There was a noticeable hunger amongst the crowd for the more vigorously shaped tonalities to which Max was very receptive. This resulted in the crowd erupting into a dance mosh pit for people to descend into the madness of the music itself.

Next was the ever-loved cool down period that is inevitable for most live performances that have high octane sections like the hedonistic mosh. Here Max greeted us with a soft dreamscape on the piano that was married with South Asian woman’s Sufi vocals.

Max’s performance was culturally appreciative of the snippets of South Asian sounds he used to serve as a continuous thread throughout.

It felt like a mix between dreamy and dark, you could feel your senses move throughout as your ricocheted from one genre to the next and that makes the performance all the more enticing.

Max Tyler closing the stage with a heavy hitter of a record


All three Ugandan members of Nihiloxcia

The UK’s home office restrictions made applying for Visas for half the band, who are from Uganda, a living hell.

Nihiloxcia responded to the systemic issue at large with their most recent album ‘Source of Denial’ and told The Guardian:

“We wanted to create the sense of being in the endless, bureaucratic hell of attempting to travel to a foreign country that deems itself superior to where you’re from”.

Despite these difficulties at large in wider society, Nihiloxcia channeled all this frustration into an album that genuinely makes you feel the anger they are trying to communicate.

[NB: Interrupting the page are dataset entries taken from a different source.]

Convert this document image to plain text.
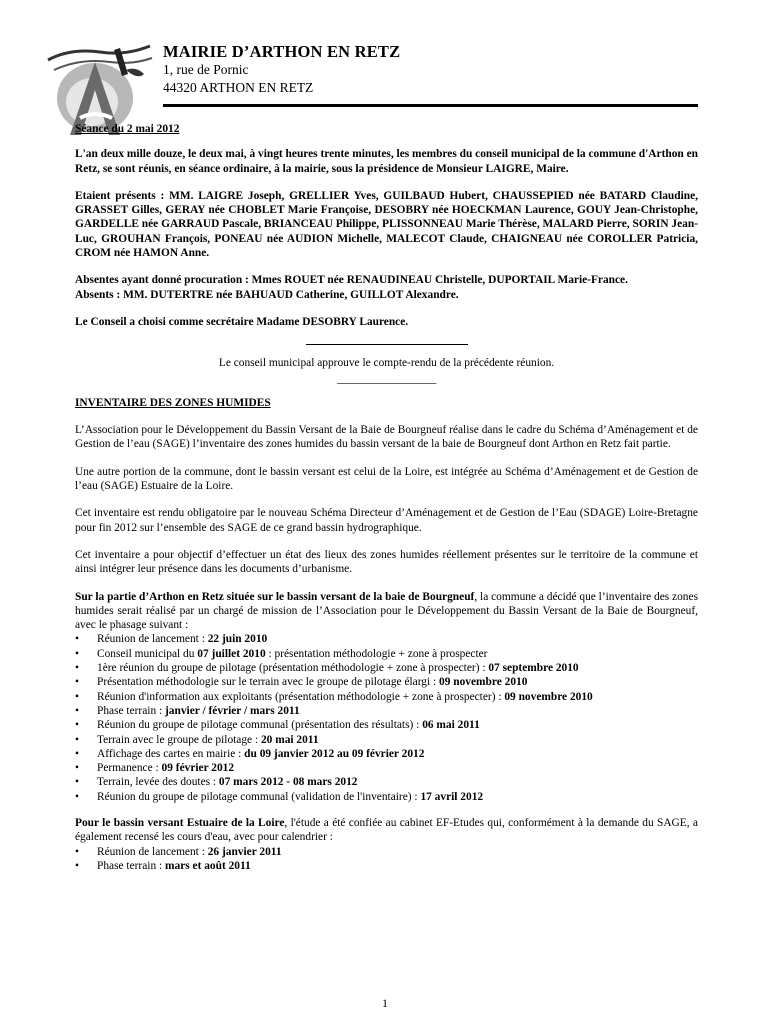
MAIRIE D’ARTHON EN RETZ
1, rue de Pornic
44320 ARTHON EN RETZ

Séance du 2 mai 2012

L'an deux mille douze, le deux mai, à vingt heures trente minutes, les membres du conseil municipal de la commune d'Arthon en Retz, se sont réunis, en séance ordinaire, à la mairie, sous la présidence de Monsieur LAIGRE, Maire.

Etaient présents : MM. LAIGRE Joseph, GRELLIER Yves, GUILBAUD Hubert, CHAUSSEPIED née BATARD Claudine, GRASSET Gilles, GERAY née CHOBLET Marie Françoise, DESOBRY née HOECKMAN Laurence, GOUY Jean-Christophe, GARDELLE née GARRAUD Pascale, BRIANCEAU Philippe, PLISSONNEAU Marie Thérèse, MALARD Pierre, SORIN Jean-Luc, GROUHAN François, PONEAU née AUDION Michelle, MALECOT Claude, CHAIGNEAU née COROLLER Patricia, CROM née HAMON Anne.

Absentes ayant donné procuration : Mmes ROUET née RENAUDINEAU Christelle, DUPORTAIL Marie-France.

Absents : MM. DUTERTRE née BAHUAUD Catherine, GUILLOT Alexandre.

Le Conseil a choisi comme secrétaire Madame DESOBRY Laurence.

Le conseil municipal approuve le compte-rendu de la précédente réunion.

___________________

INVENTAIRE DES ZONES HUMIDES

L’Association pour le Développement du Bassin Versant de la Baie de Bourgneuf réalise dans le cadre du Schéma d’Aménagement et de Gestion de l’eau (SAGE) l’inventaire des zones humides du bassin versant de la baie de Bourgneuf dont Arthon en Retz fait partie.

Une autre portion de la commune, dont le bassin versant est celui de la Loire, est intégrée au Schéma d’Aménagement et de Gestion de l’eau (SAGE) Estuaire de la Loire.

Cet inventaire est rendu obligatoire par le nouveau Schéma Directeur d’Aménagement et de Gestion de l’Eau (SDAGE) Loire-Bretagne pour fin 2012 sur l’ensemble des SAGE de ce grand bassin hydrographique.

Cet inventaire a pour objectif d’effectuer un état des lieux des zones humides réellement présentes sur le territoire de la commune et ainsi intégrer leur présence dans les documents d’urbanisme.

Sur la partie d’Arthon en Retz située sur le bassin versant de la baie de Bourgneuf, la commune a décidé que l’inventaire des zones humides serait réalisé par un chargé de mission de l’Association pour le Développement du Bassin Versant de la Baie de Bourgneuf, avec le phasage suivant :

• Réunion de lancement : 22 juin 2010
• Conseil municipal du 07 juillet 2010 : présentation méthodologie + zone à prospecter
• 1ère réunion du groupe de pilotage (présentation méthodologie + zone à prospecter) : 07 septembre 2010
• Présentation méthodologie sur le terrain avec le groupe de pilotage élargi : 09 novembre 2010
• Réunion d'information aux exploitants (présentation méthodologie + zone à prospecter) : 09 novembre 2010
• Phase terrain : janvier / février / mars 2011
• Réunion du groupe de pilotage communal (présentation des résultats) : 06 mai 2011
• Terrain avec le groupe de pilotage : 20 mai 2011
• Affichage des cartes en mairie : du 09 janvier 2012 au 09 février 2012
• Permanence : 09 février 2012
• Terrain, levée des doutes : 07 mars 2012 - 08 mars 2012
• Réunion du groupe de pilotage communal (validation de l'inventaire) : 17 avril 2012

Pour le bassin versant Estuaire de la Loire, l'étude a été confiée au cabinet EF-Etudes qui, conformément à la demande du SAGE, a également recensé les cours d'eau, avec pour calendrier :

• Réunion de lancement : 26 janvier 2011
• Phase terrain : mars et août 2011
1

That’s what makes 'Source of Denial' such a captivating album, it’s on the same level of Rage Against the Machine’s self titled album in terms of message and outrage.

The band grooving with each other

The last time I’d seen such a level of dedicated drumming was probably when I saw Korn’s Ray Luzier way back in 2015.

The vital difference being that for Nihiloxica, the connection between the three main drummers felt effortless and from their performance you could see how the drums became an attachment of their expression and not just an instrument to be played.

Nihiloxcia performed a few tracks from 'Source of Denial' with my favourites being Kudistro, Asidi and Source of Denial.

There is an impending sense of riot and breaking free from constraints with these few tracks and an unspoken rhetorical communication of ‘do you feel it’.

The tracks border on punk in theory yet was still rooted in the traditional drumming that echoes its own language void of genre, bursting with emotion.

All the drummers working in unison to give us the full power of these instruments

Although there may be a darkness behind the stories that are being told, there is also a fair few joyous melodies brought by the electric sounds at the start of Kudistro and Diggi Dagga.

They took us on a ecstatic journey of the euphoria that can be experienced when you are unionised through rhythm and pure soul as an audience member.

The decision for incorporating electronic beats came from the DJ’s at Nyege club night in Kampala who would jam along with the drummers which the band’s website describes as an interesting but only one-way conversation.

Set in the backdrop of an intimate 320 capacity venue like the Brickyard it felt like you were being treated to something quite special.

As an audience member you feel like you are in an endless dance and this is something that can be hard to achieve for commercial bands and singers.

The band shutting it down and turning it up on the stage

Nihiloxcia are pioneers of music style that is unheard of in the UK and really took us to their roots when they played a couple songs of their self titled EP released in 2017.

The EP transports you to their rich heritage and descends you deep into a world that is unknown to you yet you cannot help but find gratification from.

Tracks like ‘Endongo’ have a level of suspense that is more likely found in film scores than typical musical drumming.

I can honestly say with over ten years experience of going to gigs and having a hugely diverse music taste that I have never seen anything like Nihiloxcia before.

It’s raw, it’s moving and it’s what can happen when two art forms, the ancient Ugandan Drumming and use of electronic instruments meet together and make something truly unheard of.

A traditional western drum kit is used in unison with the Ugandan drumming

They are continuing their tour with other UK dates and some European ones if you want to see them for yourselves.